Huntsman announced the change in late June and on Aug. 4 state employees switched over to working 10-hour days, Monday through Thursday.
"The governor gave us a heads up, but I don't recall any consultation on it," said Senate Majority Leader Curtis Bramble. "We probably got 48 hours notice that he was going to announce it."

It takes a lot of nerve to complain about etiquette when you are the same guy who chewed out a pizza delivery girl for not taking his personal check because you see yourself as a very important and powerful person above such trivialities as the rules that apply to everyone else.

Other legislators were more diplomatic in their complaining:
It might have been wiser for Huntsman to get more collaboration at the start, said Rep. Douglas Aagard, R-Kaysville, who co-chairs the Government Operations Interim committee.
"Any time you involve stakeholders - and we definitely are - if you thoroughly vet it, you get a better product."
To paraphrase a commenter on the article, what about voters? When were we consulted about vouchers, the $24 million for Real Salt Lake, restricting wildlife ballot initiatives, and now the attempt to limit further initiatives/referenda? Let's go back into the wayback machine to Monday with our favorite senator who a few hours later was blacklisted by pizza delivery drivers:
Monday, Senate Majority Leader Curt Bramble, R-Provo, told the Deseret News editorial board that government doesn't work best when elected representatives are constantly, and frivolously, overruled by the citizens they are elected to make decisions for.
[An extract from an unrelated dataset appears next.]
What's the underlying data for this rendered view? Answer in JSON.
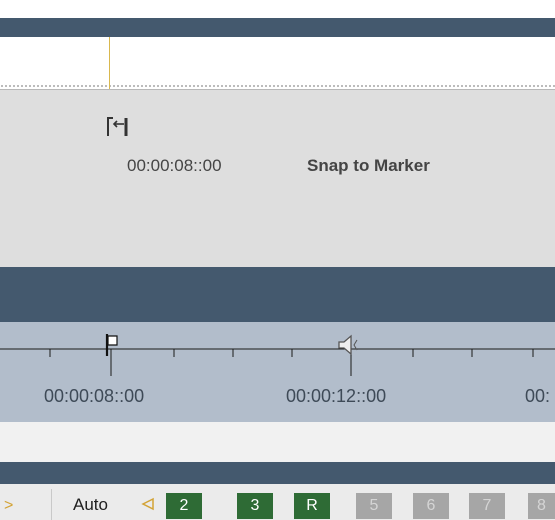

In other words, the pure democracy of initiatives and referendums doesn't work well compared to the republican form of government of elected representatives.
Apparently, government works best when lobbyists and special interests can give lawmakers all kinds of perks, gifts, and campaign donations so that the lawmaker can pass laws that favor said interests and then lawmakers can retire on their campaign war chests before voter can get wise of the scam.